Bagaimanakah Realitas, Fakta, dan Data dalam Penelitian Antropologi Sastra?


Realitas, fakta, dan data masih sering dipahami secara simpang siur.

Lalu bagaimanakah ketiga hal tersebut dalam penelitian antropologi sastra?

Penelitian antropologi sastra akan berhadapan dengan tiga hal tentang pembuktian hasil penelitian. Pembuktian yang dimaksud tidak seperti penelitian ilmu eksata, melainkan lebih cenderung pada aspek klarifikasi. Ketiga hal itu sering dinamakan realitas, fakta, dan data. Ketiga hal ini sering digunakan secara campur aduk dalam penelitian sastra. Apa yang dimaksud dengan realitas atau kenyataan?

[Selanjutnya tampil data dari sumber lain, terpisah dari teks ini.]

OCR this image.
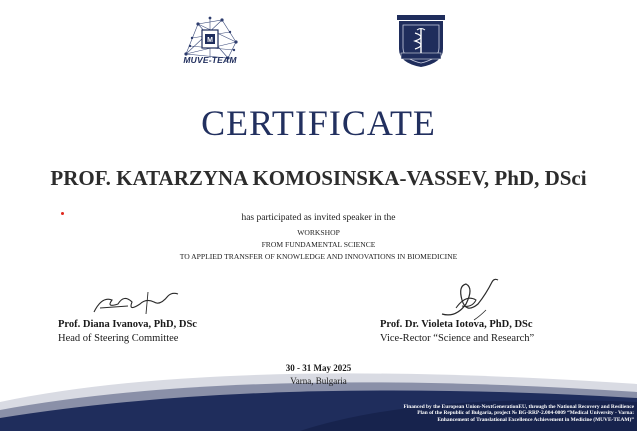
M
MUVE-TEAM
CERTIFICATE
PROF. KATARZYNA KOMOSINSKA-VASSEV, PhD, DSci
has participated as invited speaker in the
WORKSHOP
FROM FUNDAMENTAL SCIENCE
TO APPLIED TRANSFER OF KNOWLEDGE AND INNOVATIONS IN BIOMEDICINE
Prof. Diana Ivanova, PhD, DSc
Head of Steering Committee
Prof. Dr. Violeta Iotova, PhD, DSc
Vice-Rector “Science and Research”
30 - 31 May 2025
Varna, Bulgaria
Financed by the European Union-NextGenerationEU, through the National Recovery and Resilience
Plan of the Republic of Bulgaria, project № BG-RRP-2.004-0009 “Medical University - Varna:
Enhancement of Translational Excellence Achievement in Medicine (MUVE-TEAM)”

Secara sederhana kenyataan dapat didefinisikan sebagai “segala sesuatu yang dianggap ada”. Konsep “ada” juga termasuk segala sesuatu yang “diadakan.” Konsep “dianggap” menandai sebuah dunia mungkin yang dibayangkan, diargumentasikan, dan diimajinasikan oleh peneliti sastra. Kata dianggap di sini menduduki posisi penting sebab kata tersebut mencerminkan relativitas. Asumsi (anggapan) sering muncul dari proses imajinasi, apalagi sastra adalah dunia imajinasi yang sarat dengan anggapan-anggapan sehingga relativitas selalu ada. Relativitas itu ada karena asumsi tentang segala sesuatu. Sastra banyak memuncul ribuan anggapan, terlebih kalau berdampingan dengan budaya.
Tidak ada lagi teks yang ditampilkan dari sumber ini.